President Santos has called for accelerated negotiations with the Revolutionary Armed Forces of Colombia (FARC) despite a push by the military that began Thursday with an airstrike that killed 26 members of the group. Following that attack, FARC immediately suspended a unilateral ceasefire declared in December.

"We have to make decisions to stop this war as soon as possible and I'm ready to accelerate negotiations to reach a final and definitive bilateral ceasefire as quickly as possible," Santos said late Saturday.

Government talks under way with the FARC in Cuba's capital, Havana, have carried on for a full year "without any substantial advance," he added.

Santos ordered the cessation of airstrikes against FARC in March, but changed his mind in April, after the group killed 10 soldiers. On Saturday, a new military attack killed at least seven members of a force commanded by Pastor Alape, a FARC envoy to the talks in Havana. The deaths came as the air force attacked rebels in rural areas of Antioquia province in northwest Colombia, according to a government provincial secretary.
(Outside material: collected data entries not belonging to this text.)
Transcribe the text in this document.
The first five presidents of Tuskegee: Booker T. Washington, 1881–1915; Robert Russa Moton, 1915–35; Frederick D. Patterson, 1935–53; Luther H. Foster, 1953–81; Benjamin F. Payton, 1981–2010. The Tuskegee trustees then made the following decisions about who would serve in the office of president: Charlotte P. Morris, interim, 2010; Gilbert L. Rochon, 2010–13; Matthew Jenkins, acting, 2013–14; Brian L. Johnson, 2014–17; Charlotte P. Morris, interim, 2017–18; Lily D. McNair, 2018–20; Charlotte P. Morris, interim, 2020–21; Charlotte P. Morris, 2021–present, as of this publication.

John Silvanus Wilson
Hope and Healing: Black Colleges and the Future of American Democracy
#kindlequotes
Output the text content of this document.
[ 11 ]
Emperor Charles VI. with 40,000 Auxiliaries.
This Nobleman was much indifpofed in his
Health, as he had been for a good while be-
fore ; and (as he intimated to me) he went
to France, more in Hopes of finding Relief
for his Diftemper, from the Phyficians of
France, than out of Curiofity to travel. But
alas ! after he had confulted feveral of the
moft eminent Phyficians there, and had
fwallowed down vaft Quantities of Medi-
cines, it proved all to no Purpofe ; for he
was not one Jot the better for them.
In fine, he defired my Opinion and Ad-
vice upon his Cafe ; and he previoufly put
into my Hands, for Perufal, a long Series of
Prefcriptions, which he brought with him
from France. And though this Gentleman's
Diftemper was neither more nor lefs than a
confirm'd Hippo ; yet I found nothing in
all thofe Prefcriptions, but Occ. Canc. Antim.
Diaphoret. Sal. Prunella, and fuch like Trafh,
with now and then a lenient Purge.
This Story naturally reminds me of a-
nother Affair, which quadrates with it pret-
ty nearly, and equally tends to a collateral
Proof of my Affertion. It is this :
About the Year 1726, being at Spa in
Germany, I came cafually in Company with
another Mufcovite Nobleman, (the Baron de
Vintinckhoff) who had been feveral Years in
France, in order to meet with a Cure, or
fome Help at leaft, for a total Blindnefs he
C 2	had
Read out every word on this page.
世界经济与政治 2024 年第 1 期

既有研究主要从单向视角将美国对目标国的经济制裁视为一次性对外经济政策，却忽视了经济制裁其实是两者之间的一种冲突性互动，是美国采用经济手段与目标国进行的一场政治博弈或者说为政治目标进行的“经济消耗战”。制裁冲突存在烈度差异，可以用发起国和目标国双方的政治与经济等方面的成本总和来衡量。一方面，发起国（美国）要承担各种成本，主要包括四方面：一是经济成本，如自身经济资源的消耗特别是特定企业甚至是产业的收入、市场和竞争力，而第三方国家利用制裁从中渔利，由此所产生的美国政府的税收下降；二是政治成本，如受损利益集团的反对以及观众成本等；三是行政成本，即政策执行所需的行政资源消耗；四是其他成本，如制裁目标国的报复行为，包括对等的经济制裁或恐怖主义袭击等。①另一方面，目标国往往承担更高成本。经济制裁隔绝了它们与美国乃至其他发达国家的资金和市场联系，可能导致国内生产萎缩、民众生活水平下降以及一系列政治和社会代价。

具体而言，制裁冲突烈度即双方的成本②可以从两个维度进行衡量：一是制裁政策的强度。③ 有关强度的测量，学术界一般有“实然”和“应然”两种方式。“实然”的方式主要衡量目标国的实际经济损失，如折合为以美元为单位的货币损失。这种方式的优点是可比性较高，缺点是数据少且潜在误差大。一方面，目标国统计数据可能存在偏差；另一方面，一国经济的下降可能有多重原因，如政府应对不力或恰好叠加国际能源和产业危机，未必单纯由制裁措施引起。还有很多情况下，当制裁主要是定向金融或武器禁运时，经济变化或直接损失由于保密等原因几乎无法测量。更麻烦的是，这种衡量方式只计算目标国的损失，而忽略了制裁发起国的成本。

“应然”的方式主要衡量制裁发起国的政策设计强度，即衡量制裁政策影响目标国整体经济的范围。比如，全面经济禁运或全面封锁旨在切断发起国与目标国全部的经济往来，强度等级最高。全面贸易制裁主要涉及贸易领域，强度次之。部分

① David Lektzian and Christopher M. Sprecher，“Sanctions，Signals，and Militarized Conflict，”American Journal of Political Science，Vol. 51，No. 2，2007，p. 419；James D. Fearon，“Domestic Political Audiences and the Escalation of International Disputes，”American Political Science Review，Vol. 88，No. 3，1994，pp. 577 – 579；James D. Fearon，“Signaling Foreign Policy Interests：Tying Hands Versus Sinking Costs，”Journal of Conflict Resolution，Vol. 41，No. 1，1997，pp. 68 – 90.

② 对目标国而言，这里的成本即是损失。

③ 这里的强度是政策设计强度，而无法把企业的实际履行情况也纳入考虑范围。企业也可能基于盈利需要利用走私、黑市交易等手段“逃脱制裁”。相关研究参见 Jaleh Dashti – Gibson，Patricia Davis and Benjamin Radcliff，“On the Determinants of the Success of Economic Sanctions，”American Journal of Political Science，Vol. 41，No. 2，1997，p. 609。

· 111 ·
The conflict has killed some 220,000 people and uprooted 5 million since the nominally Marxist FARC organized in 1964 following a series of attacks by the right-wing government on rural dwellers in the aftermath of Colombia's 1950s civil war.

Peace negotiations under way since 2012 have reached tentative agreements on land reform and compensation, political participation by FARC, drug policy and the removal of landmines. Since last June, the two sides have focused on the victims of the conflict and at the end of 2014 the factions began to set the groundwork for disarmament.

In light of this week's events, the delegations in Havana announced that they would work separately on Saturday but hoped to return to the negotiating table by Monday.